Having multiple facilities is helpful because one location can pick up responsibilities when another is damaged. This is particularly effective when plants are far enough to avoid being hit by the same disaster but close enough for rapid transport and communication. Kim Wertheimer, executive vice president of CEVA Logistics, told Inbound Logistics that nearshoring is a modern tactic for avoiding the damage associated with natural disasters and other disruptive events.

"Nearshoring enters the discussion as well, because it shortens the supply chain and reduces risk and volatility," Wertheimer said.

The less distance finished products and parts have to travel, the less likely they'll encounter obstacles. U.S. business often use Mexican manufacturing facilities to benefit from a skilled labor force, favorable trade terms and plants close enough to monitor through effective communication platforms and data exchanges.
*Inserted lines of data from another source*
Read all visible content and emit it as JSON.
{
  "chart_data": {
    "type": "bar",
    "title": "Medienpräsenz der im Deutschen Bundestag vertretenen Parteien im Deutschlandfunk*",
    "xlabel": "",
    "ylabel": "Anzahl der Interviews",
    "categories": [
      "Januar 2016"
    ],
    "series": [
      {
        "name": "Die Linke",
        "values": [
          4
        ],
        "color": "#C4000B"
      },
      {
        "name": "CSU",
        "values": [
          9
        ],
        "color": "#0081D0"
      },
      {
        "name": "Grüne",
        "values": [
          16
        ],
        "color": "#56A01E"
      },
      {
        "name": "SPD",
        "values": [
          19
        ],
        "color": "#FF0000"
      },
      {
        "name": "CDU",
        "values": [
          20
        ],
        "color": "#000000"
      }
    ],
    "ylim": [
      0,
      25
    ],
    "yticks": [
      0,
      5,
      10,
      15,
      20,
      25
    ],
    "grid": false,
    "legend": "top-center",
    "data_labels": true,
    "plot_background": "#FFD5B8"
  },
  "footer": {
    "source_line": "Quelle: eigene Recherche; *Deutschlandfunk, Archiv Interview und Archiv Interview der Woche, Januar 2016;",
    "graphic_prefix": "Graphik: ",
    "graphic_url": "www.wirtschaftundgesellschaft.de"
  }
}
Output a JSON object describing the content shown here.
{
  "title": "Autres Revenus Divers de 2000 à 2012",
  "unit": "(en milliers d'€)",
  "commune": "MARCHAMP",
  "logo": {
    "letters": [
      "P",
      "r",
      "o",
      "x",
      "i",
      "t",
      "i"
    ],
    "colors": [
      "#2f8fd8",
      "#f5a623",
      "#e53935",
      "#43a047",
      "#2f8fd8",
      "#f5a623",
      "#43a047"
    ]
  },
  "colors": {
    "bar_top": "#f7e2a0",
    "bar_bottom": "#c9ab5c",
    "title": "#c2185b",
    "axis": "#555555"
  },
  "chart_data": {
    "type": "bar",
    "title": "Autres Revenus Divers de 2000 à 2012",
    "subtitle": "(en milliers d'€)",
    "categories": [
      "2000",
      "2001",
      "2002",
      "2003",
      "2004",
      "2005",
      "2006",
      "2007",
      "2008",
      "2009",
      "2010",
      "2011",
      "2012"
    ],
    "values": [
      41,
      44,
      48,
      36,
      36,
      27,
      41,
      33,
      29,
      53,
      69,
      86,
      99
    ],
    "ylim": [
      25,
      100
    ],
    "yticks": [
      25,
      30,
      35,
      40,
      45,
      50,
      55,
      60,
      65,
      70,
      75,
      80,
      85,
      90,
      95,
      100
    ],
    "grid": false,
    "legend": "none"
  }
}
Preparing Supply Chain Logistics

Distribution, supply and travel between Mexico and the U.S. is much easier than other popular foreign manufacturing areas like China and Japan. Mexico is also less likely to suffer from disasters than certain territories, and businesses can find locations in the country with promising infrastructure and a lack of risks.

This is where it's important to find a shelter service provider. Working with a partner that's familiar with the local region can help companies shop around for the best real estate and utilities, make connections with suppliers and plan for potential risk. A third-party expert can determine what financial, operational and regulatory risks may exist. with proper planning, companies can avoid diasters before they happen and weather the storm when they do. 

If a U.S. manufacturer wants to shorten its supply chain to avoid the threat of natural disasters or other obstacles, it should investigate what Mexican manufacturing has to offer.